Ce n'était pas une déclaration officielle. Pourtant, la phrase d'Emmanuel Macron, prononcée dans un débat organisé vendredi par le think tank "En temps réel", un centre de réflexion de centre gauche, risque bien de compliquer la tâche du gouvernement. Le ministre de l'Economie a qualifié de "plus adéquat" ni "justifiable" le statut des fonctionnaires. "On va progressivement entrer dans une zone - on y est déjà d'ailleurs - où la justification d'avoir un emploi à vie garanti sur des missions qui ne le justifient plus sera de moins en moins défendable", avait déclaré Emmanuel Macron.
Une sortie qui ne pouvait pas plus mal tomber : lundi après-midi le syndicat FO doit se prononcer sur l'accord de revalorisation des carrières de fonctionnaires. L'exécutif bataille depuis des mois pour le faire accepter des syndicats. Et si FO le refuse, le texte sera rejeté.
Qu'est-ce que c'est que cet accord ? Alors que les fonctionnaires seront plus nombreux en 2016 avec la création de 8.300 postes, ils vont aussi avoir de nouvelles perspectives de carrière. Pour faire oublier leur point d'indice gelé depuis cinq ans, Marylise Lebranchu, la ministre de la Fonction publique, leur propose plusieurs avantages : des revalorisations salariales en début et fin de carrière, des possibilités assouplies de mobilité etc. En contrepartie, les augmentations de salaires seraient étalées dans le temps. Un fonctionnaire mettrait par exemple 30 ou 35 ans à percevoir son salaire maximum, contre 25 ans aujourd'hui.
" "Ça met à mal la confiance envers le gouvernement" "

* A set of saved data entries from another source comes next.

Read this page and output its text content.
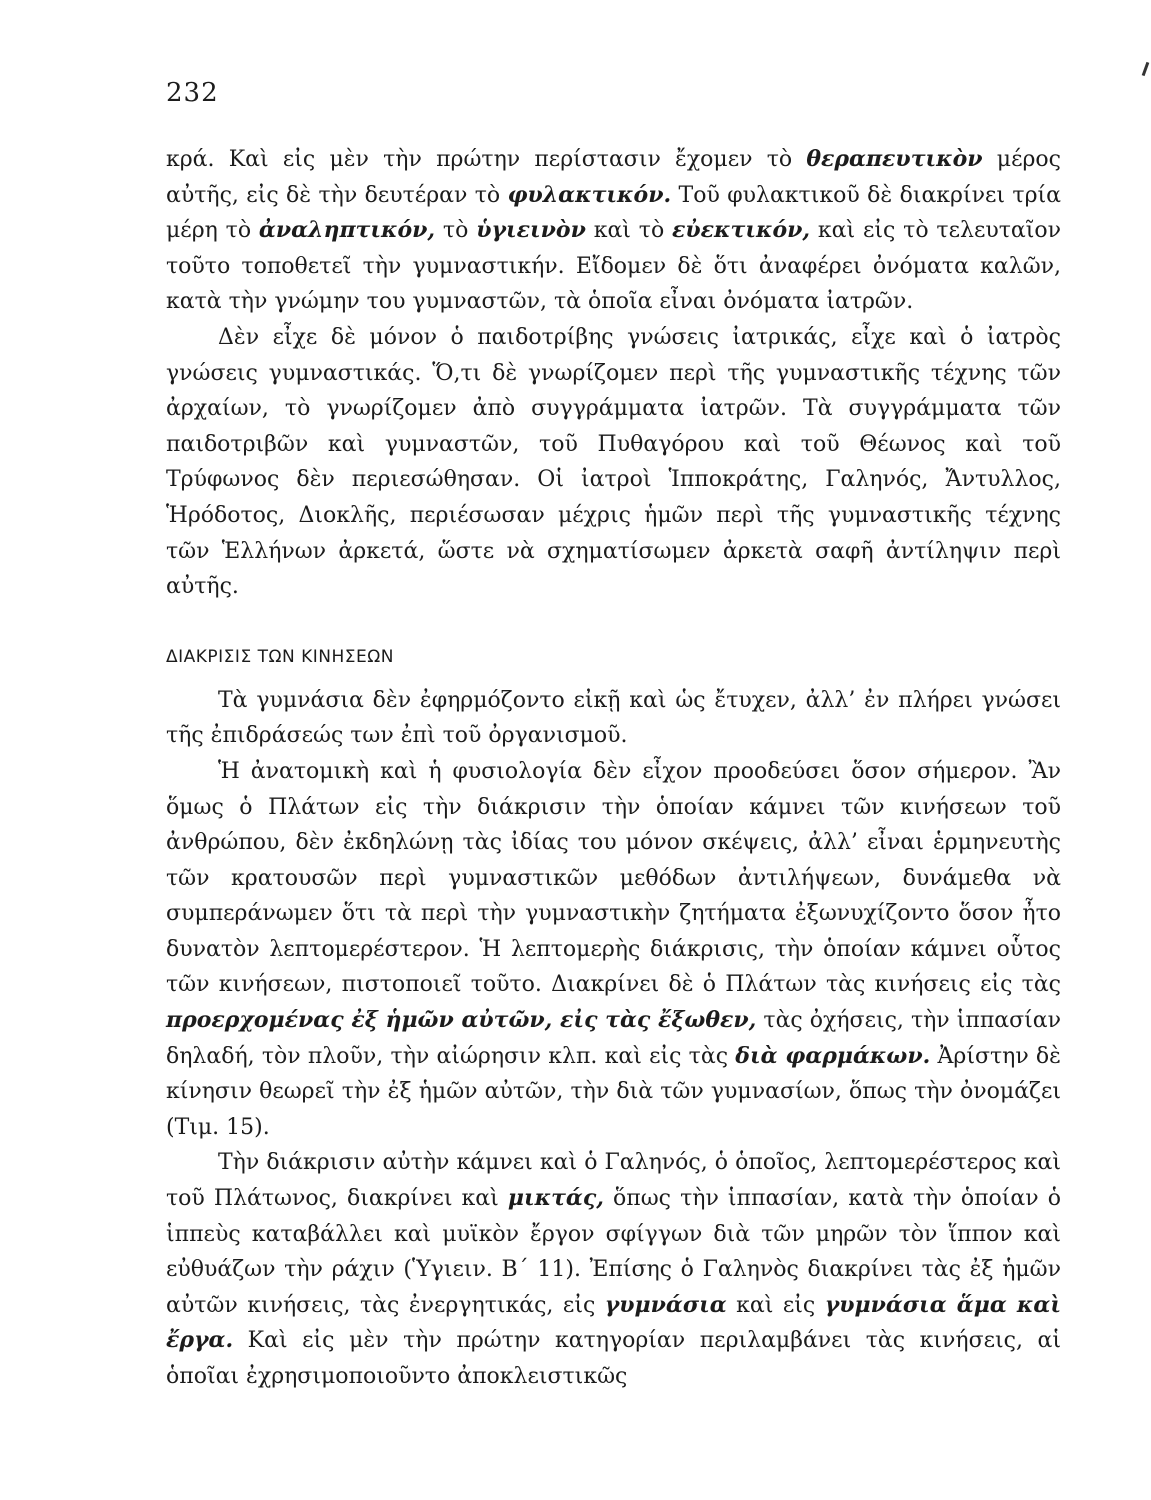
232

κρά. Καὶ εἰς μὲν τὴν πρώτην περίστασιν ἔχομεν τὸ θεραπευτικὸν μέρος αὐτῆς, εἰς δὲ τὴν δευτέραν τὸ φυλακτικόν. Τοῦ φυλακτικοῦ δὲ διακρίνει τρία μέρη τὸ ἀναληπτικόν, τὸ ὑγιεινὸν καὶ τὸ εὐεκτικόν, καὶ εἰς τὸ τελευταῖον τοῦτο τοποθετεῖ τὴν γυμναστικήν. Εἴδομεν δὲ ὅτι ἀναφέρει ὀνόματα καλῶν, κατὰ τὴν γνώμην του γυμναστῶν, τὰ ὁποῖα εἶναι ὀνόματα ἰατρῶν.

Δὲν εἶχε δὲ μόνον ὁ παιδοτρίβης γνώσεις ἰατρικάς, εἶχε καὶ ὁ ἰατρὸς γνώσεις γυμναστικάς. Ὅ,τι δὲ γνωρίζομεν περὶ τῆς γυμναστικῆς τέχνης τῶν ἀρχαίων, τὸ γνωρίζομεν ἀπὸ συγγράμματα ἰατρῶν. Τὰ συγγράμματα τῶν παιδοτριβῶν καὶ γυμναστῶν, τοῦ Πυθαγόρου καὶ τοῦ Θέωνος καὶ τοῦ Τρύφωνος δὲν περιεσώθησαν. Οἱ ἰατροὶ Ἱπποκράτης, Γαληνός, Ἄντυλλος, Ἡρόδοτος, Διοκλῆς, περιέσωσαν μέχρις ἡμῶν περὶ τῆς γυμναστικῆς τέχνης τῶν Ἑλλήνων ἀρκετά, ὥστε νὰ σχηματίσωμεν ἀρκετὰ σαφῆ ἀντίληψιν περὶ αὐτῆς.

ΔΙΑΚΡΙΣΙΣ ΤΩΝ ΚΙΝΗΣΕΩΝ

Τὰ γυμνάσια δὲν ἐφηρμόζοντο εἰκῇ καὶ ὡς ἔτυχεν, ἀλλ’ ἐν πλήρει γνώσει τῆς ἐπιδράσεώς των ἐπὶ τοῦ ὀργανισμοῦ.

Ἡ ἀνατομικὴ καὶ ἡ φυσιολογία δὲν εἶχον προοδεύσει ὅσον σήμερον. Ἂν ὅμως ὁ Πλάτων εἰς τὴν διάκρισιν τὴν ὁποίαν κάμνει τῶν κινήσεων τοῦ ἀνθρώπου, δὲν ἐκδηλώνῃ τὰς ἰδίας του μόνον σκέψεις, ἀλλ’ εἶναι ἑρμηνευτὴς τῶν κρατουσῶν περὶ γυμναστικῶν μεθόδων ἀντιλήψεων, δυνάμεθα νὰ συμπεράνωμεν ὅτι τὰ περὶ τὴν γυμναστικὴν ζητήματα ἐξωνυχίζοντο ὅσον ἦτο δυνατὸν λεπτομερέστερον. Ἡ λεπτομερὴς διάκρισις, τὴν ὁποίαν κάμνει οὗτος τῶν κινήσεων, πιστοποιεῖ τοῦτο. Διακρίνει δὲ ὁ Πλάτων τὰς κινήσεις εἰς τὰς προερχομένας ἐξ ἡμῶν αὐτῶν, εἰς τὰς ἔξωθεν, τὰς ὀχήσεις, τὴν ἱππασίαν δηλαδή, τὸν πλοῦν, τὴν αἰώρησιν κλπ. καὶ εἰς τὰς διὰ φαρμάκων. Ἀρίστην δὲ κίνησιν θεωρεῖ τὴν ἐξ ἡμῶν αὐτῶν, τὴν διὰ τῶν γυμνασίων, ὅπως τὴν ὀνομάζει (Τιμ. 15).

Τὴν διάκρισιν αὐτὴν κάμνει καὶ ὁ Γαληνός, ὁ ὁποῖος, λεπτομερέστερος καὶ τοῦ Πλάτωνος, διακρίνει καὶ μικτάς, ὅπως τὴν ἱππασίαν, κατὰ τὴν ὁποίαν ὁ ἱππεὺς καταβάλλει καὶ μυϊκὸν ἔργον σφίγγων διὰ τῶν μηρῶν τὸν ἵππον καὶ εὐθυάζων τὴν ράχιν (Ὑγιειν. Β΄ 11). Ἐπίσης ὁ Γαληνὸς διακρίνει τὰς ἐξ ἡμῶν αὐτῶν κινήσεις, τὰς ἐνεργητικάς, εἰς γυμνάσια καὶ εἰς γυμνάσια ἅμα καὶ ἔργα. Καὶ εἰς μὲν τὴν πρώτην κατηγορίαν περιλαμβάνει τὰς κινήσεις, αἱ ὁποῖαι ἐχρησιμοποιοῦντο ἀποκλειστικῶς
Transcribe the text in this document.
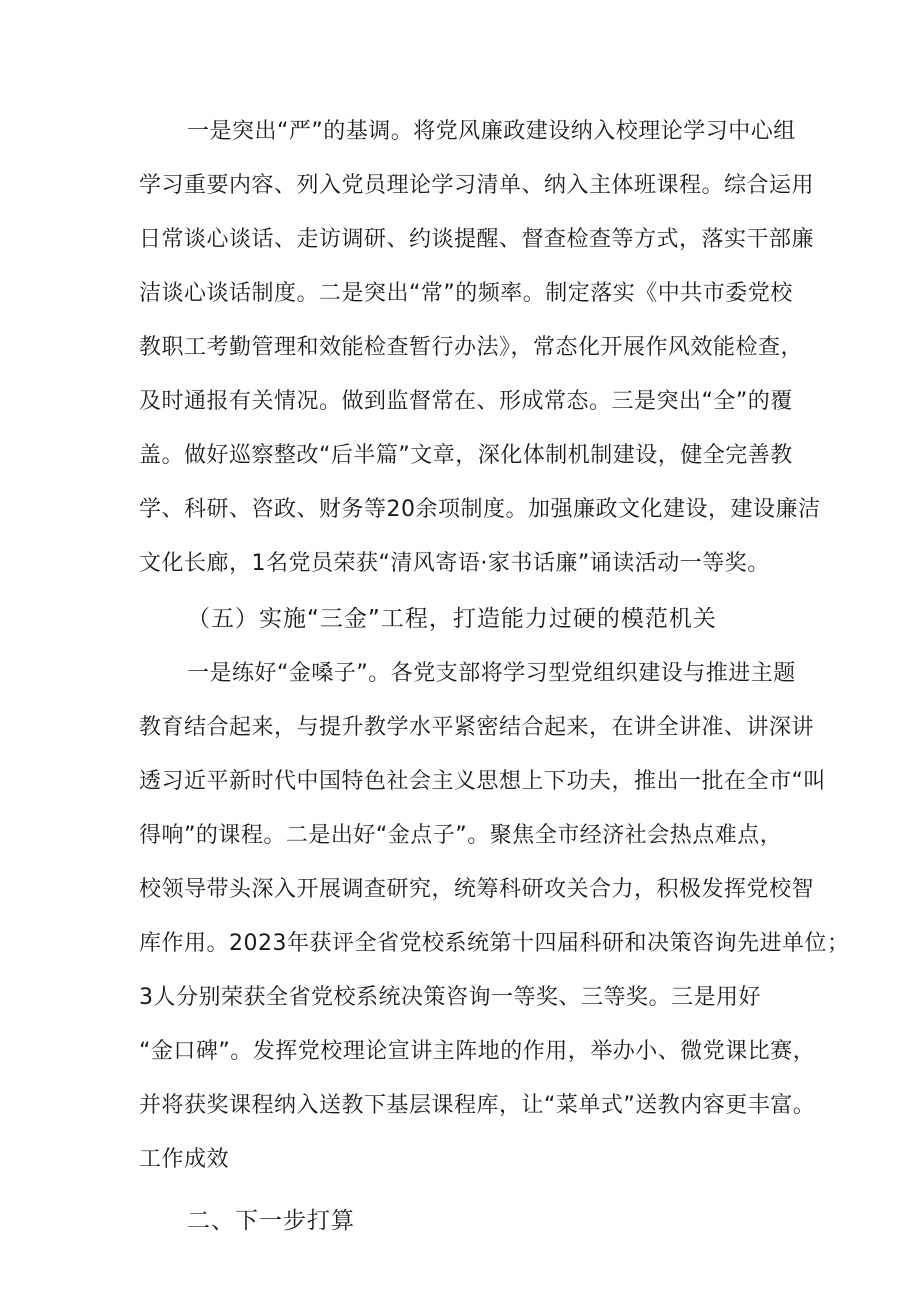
一是突出“严”的基调。将党风廉政建设纳入校理论学习中心组
学习重要内容、列入党员理论学习清单、纳入主体班课程。综合运用
日常谈心谈话、走访调研、约谈提醒、督查检查等方式，落实干部廉
洁谈心谈话制度。二是突出“常”的频率。制定落实《中共市委党校
教职工考勤管理和效能检查暂行办法》，常态化开展作风效能检查，
及时通报有关情况。做到监督常在、形成常态。三是突出“全”的覆
盖。做好巡察整改“后半篇”文章，深化体制机制建设，健全完善教
学、科研、咨政、财务等20余项制度。加强廉政文化建设，建设廉洁
文化长廊，1名党员荣获“清风寄语·家书话廉”诵读活动一等奖。
（五）实施“三金”工程，打造能力过硬的模范机关
一是练好“金嗓子”。各党支部将学习型党组织建设与推进主题
教育结合起来，与提升教学水平紧密结合起来，在讲全讲准、讲深讲
透习近平新时代中国特色社会主义思想上下功夫，推出一批在全市“叫
得响”的课程。二是出好“金点子”。聚焦全市经济社会热点难点，
校领导带头深入开展调查研究，统筹科研攻关合力，积极发挥党校智
库作用。2023年获评全省党校系统第十四届科研和决策咨询先进单位；
3人分别荣获全省党校系统决策咨询一等奖、三等奖。三是用好
“金口碑”。发挥党校理论宣讲主阵地的作用，举办小、微党课比赛，
并将获奖课程纳入送教下基层课程库，让“菜单式”送教内容更丰富。
工作成效
二、下一步打算
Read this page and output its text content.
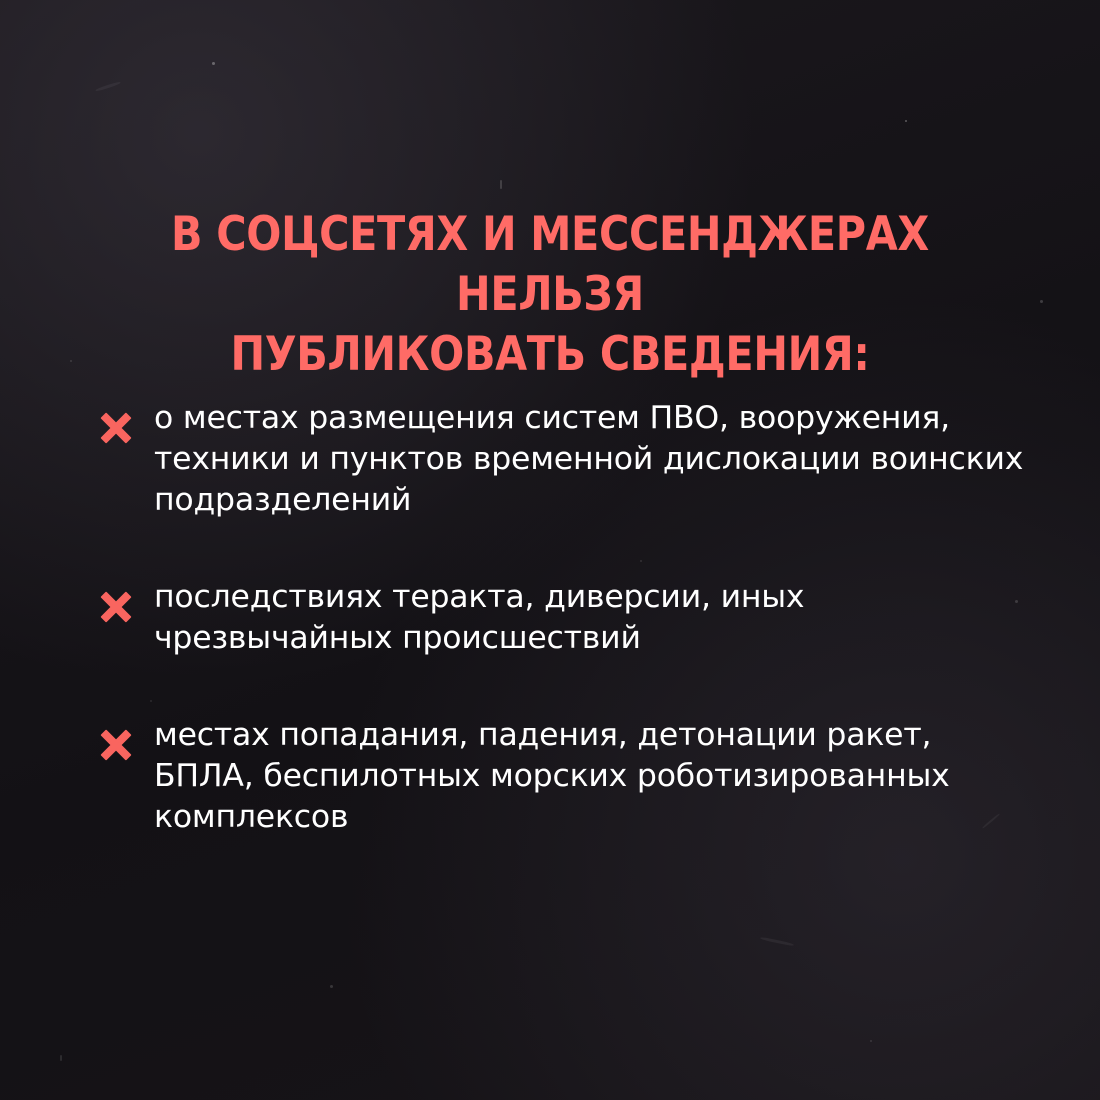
В СОЦСЕТЯХ И МЕССЕНДЖЕРАХ НЕЛЬЗЯ
ПУБЛИКОВАТЬ СВЕДЕНИЯ:
о местах размещения систем ПВО, вооружения, техники и пунктов временной дислокации воинских подразделений
последствиях теракта, диверсии, иных чрезвычайных происшествий
местах попадания, падения, детонации ракет, БПЛА, беспилотных морских роботизированных комплексов
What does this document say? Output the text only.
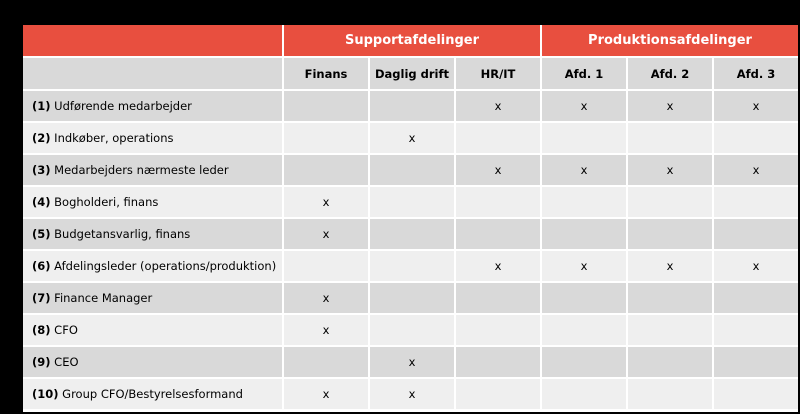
	Supportafdelinger			Produktionsafdelinger		
	Finans	Daglig drift	HR/IT	Afd. 1	Afd. 2	Afd. 3
(1) Udførende medarbejder			x	x	x	x
(2) Indkøber, operations		x				
(3) Medarbejders nærmeste leder			x	x	x	x
(4) Bogholderi, finans	x					
(5) Budgetansvarlig, finans	x					
(6) Afdelingsleder (operations/produktion)			x	x	x	x
(7) Finance Manager	x					
(8) CFO	x					
(9) CEO		x				
(10) Group CFO/Bestyrelsesformand	x	x				
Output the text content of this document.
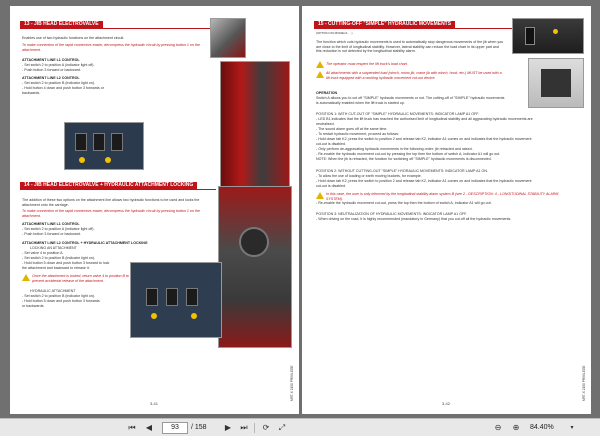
13 - JIB HEAD ELECTROVALVE
Enables use of two hydraulic functions on the attachment circuit.
To make connection of the rapid connectors easier, decompress the hydraulic circuit by pressing button 1 on the attachment.
ATTACHMENT LINE L1 CONTROL
- Set switch 2 to position A (indicator light off).
- Push button 3 forward or backward.
ATTACHMENT LINE L2 CONTROL
- Set switch 2 to position B (indicator light on).
- Hold button 4 down and push button 3 forwards or
backwards.
14 - JIB HEAD ELECTROVALVE + HYDRAULIC ATTACHMENT LOCKING
The addition of these two options on the attachment line allows two hydraulic functions to be used and locks the attachment onto the carriage.
To make connection of the rapid connectors easier, decompress the hydraulic circuit by pressing button 1 on the attachment.
ATTACHMENT LINE L1 CONTROL
- Set switch 2 to position A (indicator light off).
- Push button 3 forward or backward.
ATTACHMENT LINE L2 CONTROL + HYDRAULIC ATTACHMENT LOCKING
LOCKING AN ATTACHMENT
- Set valve 4 to position A.
- Set switch 2 to position B (indicator light on).
- Hold button 5 down and push button 3 forward to lock
the attachment and backward to release it.
Once the attachment is locked, return valve 4 to position B to prevent accidental release of the attachment.
HYDRAULIC ATTACHMENT
- Set switch 2 to position B (indicator light on).
- Hold button 5 down and push button 3 forwards
or backwards.
3-41
MRT-X 2150 PRIVILEGE
15 - CUTTING-OFF "SIMPLE" HYDRAULIC MOVEMENTS
(OPTION ON MODELS ... )
The function which cuts hydraulic movements is used to automatically stop dangerous movements of the jib when you are close to the limit of longitudinal stability. However, lateral stability can reduce the load chart in its upper part and this reduction is not detected by the longitudinal stability alarm.
The operator must respect the lift truck's load chart.
All attachments with a suspended load (winch, mono jib, crane jib with winch, hook, etc.) MUST be used with a lift truck equipped with a working hydraulic movement cut-out device.
OPERATION
Switch A allows you to cut off "SIMPLE" hydraulic movements or not. The cutting-off of "SIMPLE" hydraulic movements is automatically enabled when the lift truck is started up.
POSITION 1: WITH CUT-OUT OF "SIMPLE" HYDRAULIC MOVEMENTS: INDICATOR LAMP A1 OFF.
- LED B1 indicates that the lift truck has reached the authorised limit of longitudinal stability and all aggravating hydraulic movements are
neutralised.
- The sound alarm goes off at the same time.
- To restart hydraulic movement, proceed as follows:
- Hold down tab K2, press the switch to position 2 and release tab K2, indicator A1 comes on and indicates that the hydraulic movement
cut-out is disabled.
- Only perform de-aggravating hydraulic movements in the following order: jib retracted and raised.
- Re-enable the hydraulic movement cut-out by pressing the top then the bottom of switch A, indicator A1 will go out.
NOTE: When the jib is retracted, the function for switching off "SIMPLE" hydraulic movements is disconnected.
POSITION 2: WITHOUT CUTTING-OUT "SIMPLE" HYDRAULIC MOVEMENTS: INDICATOR LAMP A1 ON.
- To allow the use of loading or earth moving buckets, for example.
- Hold down tab K2, press the switch to position 2 and release tab K2, indicator A1 comes on and indicates that the hydraulic movement
cut-out is disabled.
In this case, the user is only informed by the longitudinal stability alarm system B (see 2 - DESCRIPTION: 4 - LONGITUDINAL STABILITY ALARM SYSTEM).
- Re-enable the hydraulic movement cut-out, press the top then the bottom of switch A, indicator A1 will go out.
POSITION 3: NEUTRALIZATION OF HYDRAULIC MOVEMENTS: INDICATOR LAMP A1 OFF.
- When driving on the road, it is highly recommended (mandatory in Germany) that you cut-off all the hydraulic movements.
3-42
MRT-X 2150 PRIVILEGE
⏮	◀	93	/ 158	▶	⏭	⟳	⤢	⊖	⊕	84.40%	▾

La sortie de Macron arrive au mauvais moment. Le hic : pour faire valider l'accord, le gouvernement doit faire accepter le projet par des syndicats représentant 50% des fonctionnaires. Or, le compte n'y est pas. Avec la FSU, la CFDT et l'UNSA, il arrive à 47%. D'où la nécessité de séduire FO, qui doit se prononcer lundi. Et la sortie du ministre de l'Economie ne les a pas franchement rassurés. "Sur le statut de la fonction publique, il y a des discussions en cours, avec un accord qui a été soumis à signature. Il y a des aspects qui peuvent faire craindre à une remise en cause du statut, donc cette sortie n'est pas un hasard", a commenté Jean-Claude Mailly, dimanche sur Europe 1. "Ça peut rentrer là-dedans, mais c'est peut-être une boulette aussi, je n'en sais rien", poursuit le patron de FO, pour qui Emmanuel Macron est "un peu le grand vizir du libéralisme".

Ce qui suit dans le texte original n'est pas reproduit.